Upon receipt of a request from you, MIB will arrange disclosure of any information it may have in your file. Please contact MIB at 866 692-6901(TTY 866 346-3642). If you question the accuracy of information in MIB's file, you may contact MIB and seek a correction in accordance with the procedures set forth in the Federal Fair Credit Reporting Act. The address of MIB's information office is Post Office Box 105, Essex Station, Boston, Massachusetts 02112.
The United States Life Insurance Company in the City of New York, or its reinsurers, may also release information in its files to other insurance companies to whom you may apply for life or health insurance, or to whom a claim for benefits may be submitted.
IMPORTANT NOTICE TO ALL PERSONS ON MEDICARE:
THIS INSURANCE DUPLICATES SOME MEDICARE BENEFITS
This Is Not Medicare Supplement Insurance
This insurance pays limited reimbursement for expenses if you meet the conditions listed in the policy. It also pays fixed amount, regardless of your expenses, if you meet other policy conditions. It does not pay your Medicare deductibles or coinsurance and is not a substitute for Medical Supplement insurance.
This insurance duplicated Medicare benefits when:
- any expenses or services covered by the policy are also covered by Medicare; or
- it pays the fixed dollar amount stated in the policy and Medicare covers the same event
Medicare generally pays for most or all these expenses.
Medicare pays extensive benefits for medically necessary services
regardless of the reason you need them.
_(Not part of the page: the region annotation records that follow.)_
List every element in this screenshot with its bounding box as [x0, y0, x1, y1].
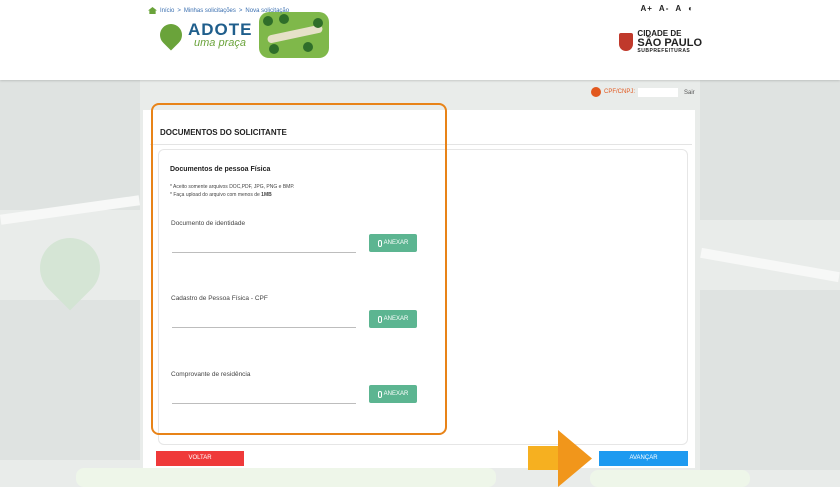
city-shield-icon [619, 33, 634, 51]
attach-residence-button[interactable]: ANEXAR [369, 385, 417, 403]
paperclip-icon [377, 390, 382, 398]
section-divider [150, 144, 692, 145]
cpf-document-field[interactable] [172, 327, 356, 328]
font-decrease-button[interactable]: A- [659, 4, 669, 13]
attach-cpf-button[interactable]: ANEXAR [369, 310, 417, 328]
identity-document-field[interactable] [172, 252, 356, 253]
residence-proof-label: Comprovante de residência [171, 371, 251, 378]
paperclip-icon [377, 315, 382, 323]
next-button[interactable]: AVANÇAR [599, 451, 688, 466]
documents-subtitle: Documentos de pessoa Física [170, 166, 271, 173]
identity-document-label: Documento de identidade [171, 220, 246, 227]
font-increase-button[interactable]: A+ [640, 4, 652, 13]
contrast-toggle-button[interactable]: ◐ [688, 4, 694, 13]
accessibility-controls: A+ A- A ◐ [640, 4, 694, 13]
user-cpf: CPF/CNPJ: [591, 87, 679, 97]
cpf-document-label: Cadastro de Pessoa Física - CPF [171, 295, 268, 302]
logo-subtitle: uma praça [194, 37, 246, 49]
residence-proof-field[interactable] [172, 403, 356, 404]
pointer-arrow-icon [528, 430, 592, 487]
user-lock-icon [591, 87, 601, 97]
breadcrumb-my-requests[interactable]: Minhas solicitações [184, 8, 236, 14]
section-title: DOCUMENTOS DO SOLICITANTE [160, 128, 287, 137]
breadcrumb-home[interactable]: Início [160, 8, 174, 14]
attach-identity-button[interactable]: ANEXAR [369, 234, 417, 252]
breadcrumb: Início > Minhas solicitações > Nova soli… [148, 7, 289, 14]
back-button[interactable]: VOLTAR [156, 451, 244, 466]
logo-title: ADOTE [188, 20, 253, 39]
park-illustration [258, 12, 329, 58]
cpf-field[interactable] [638, 87, 679, 97]
heart-icon [155, 19, 187, 51]
breadcrumb-new-request: Nova solicitação [245, 7, 290, 14]
file-size-note: * Faça upload do arquivo com menos de 1M… [170, 192, 272, 198]
site-header: A+ A- A ◐ ADOTE uma praça CIDADE DE SÃO … [0, 0, 840, 80]
adote-logo[interactable]: ADOTE uma praça [155, 12, 329, 58]
city-logo: CIDADE DE SÃO PAULO SUBPREFEITURAS [619, 30, 702, 54]
breadcrumb-bar [0, 80, 840, 104]
file-types-note: * Aceito somente arquivos DOC,PDF, JPG, … [170, 184, 295, 190]
paperclip-icon [377, 239, 382, 247]
logout-link[interactable]: Sair [684, 90, 695, 96]
home-icon[interactable] [148, 7, 157, 14]
font-reset-button[interactable]: A [675, 4, 682, 13]
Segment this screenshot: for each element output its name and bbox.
These include:
- hospitalization
- physician services
- hospice care
- other approved items & services
Before You Buy This Insurance
Check the coverage in all health insurance policies you already have.
For information about Medicare and Medicare Supplement insurance, review the Guide to Health Insurance for People with Medicare, available from the insurance company.
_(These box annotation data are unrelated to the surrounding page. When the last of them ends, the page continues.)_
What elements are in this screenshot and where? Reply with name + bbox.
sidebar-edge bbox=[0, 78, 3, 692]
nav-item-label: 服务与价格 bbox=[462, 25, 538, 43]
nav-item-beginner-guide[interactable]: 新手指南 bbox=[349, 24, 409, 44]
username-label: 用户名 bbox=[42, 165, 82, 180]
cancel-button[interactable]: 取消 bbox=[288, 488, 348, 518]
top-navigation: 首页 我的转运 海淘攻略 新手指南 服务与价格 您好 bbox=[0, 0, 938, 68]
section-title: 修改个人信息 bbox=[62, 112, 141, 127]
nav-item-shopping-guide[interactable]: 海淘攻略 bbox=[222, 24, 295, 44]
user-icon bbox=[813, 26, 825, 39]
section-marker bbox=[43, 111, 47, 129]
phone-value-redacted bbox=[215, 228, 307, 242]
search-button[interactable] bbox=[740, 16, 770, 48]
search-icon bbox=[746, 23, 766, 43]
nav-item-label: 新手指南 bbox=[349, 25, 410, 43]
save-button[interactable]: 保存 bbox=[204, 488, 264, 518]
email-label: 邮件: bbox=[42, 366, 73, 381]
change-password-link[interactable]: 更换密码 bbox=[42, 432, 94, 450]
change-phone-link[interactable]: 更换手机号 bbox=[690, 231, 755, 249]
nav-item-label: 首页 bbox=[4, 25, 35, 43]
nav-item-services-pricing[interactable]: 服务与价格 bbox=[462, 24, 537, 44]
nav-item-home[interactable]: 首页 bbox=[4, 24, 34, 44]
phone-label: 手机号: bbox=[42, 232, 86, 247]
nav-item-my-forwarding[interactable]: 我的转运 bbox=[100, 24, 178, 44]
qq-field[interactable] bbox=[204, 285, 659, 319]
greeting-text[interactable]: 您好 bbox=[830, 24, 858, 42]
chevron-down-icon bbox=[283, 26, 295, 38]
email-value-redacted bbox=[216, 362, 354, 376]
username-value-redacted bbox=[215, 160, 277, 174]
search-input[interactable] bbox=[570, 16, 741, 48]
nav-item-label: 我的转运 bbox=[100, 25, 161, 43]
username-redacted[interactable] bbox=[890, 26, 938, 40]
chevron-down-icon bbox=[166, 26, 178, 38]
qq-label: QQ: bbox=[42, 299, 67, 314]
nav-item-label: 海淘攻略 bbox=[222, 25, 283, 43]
For help in understanding our health insurance, contact your state insurance department or state senior insurance counseling program.
This plan is underwritten by The United States Life Insurance Company in the City of New York, NAIC#70106, domiciled in New York state with their principal place of business located at 830 Third Avenue NY, NY 10022-6565, licensed in all states, plus DC, except PR. This brochure is a brief summary of benefits only and is subject to the terms, conditions, exclusions and limitations of Group Policy No. E-191,200 Form No. G-190000.
The underwriting risks, financial and contractual obligations and support functions associated with products issued by The United States Life Insurance Company in the City of New York (United States Life) are its responsibility.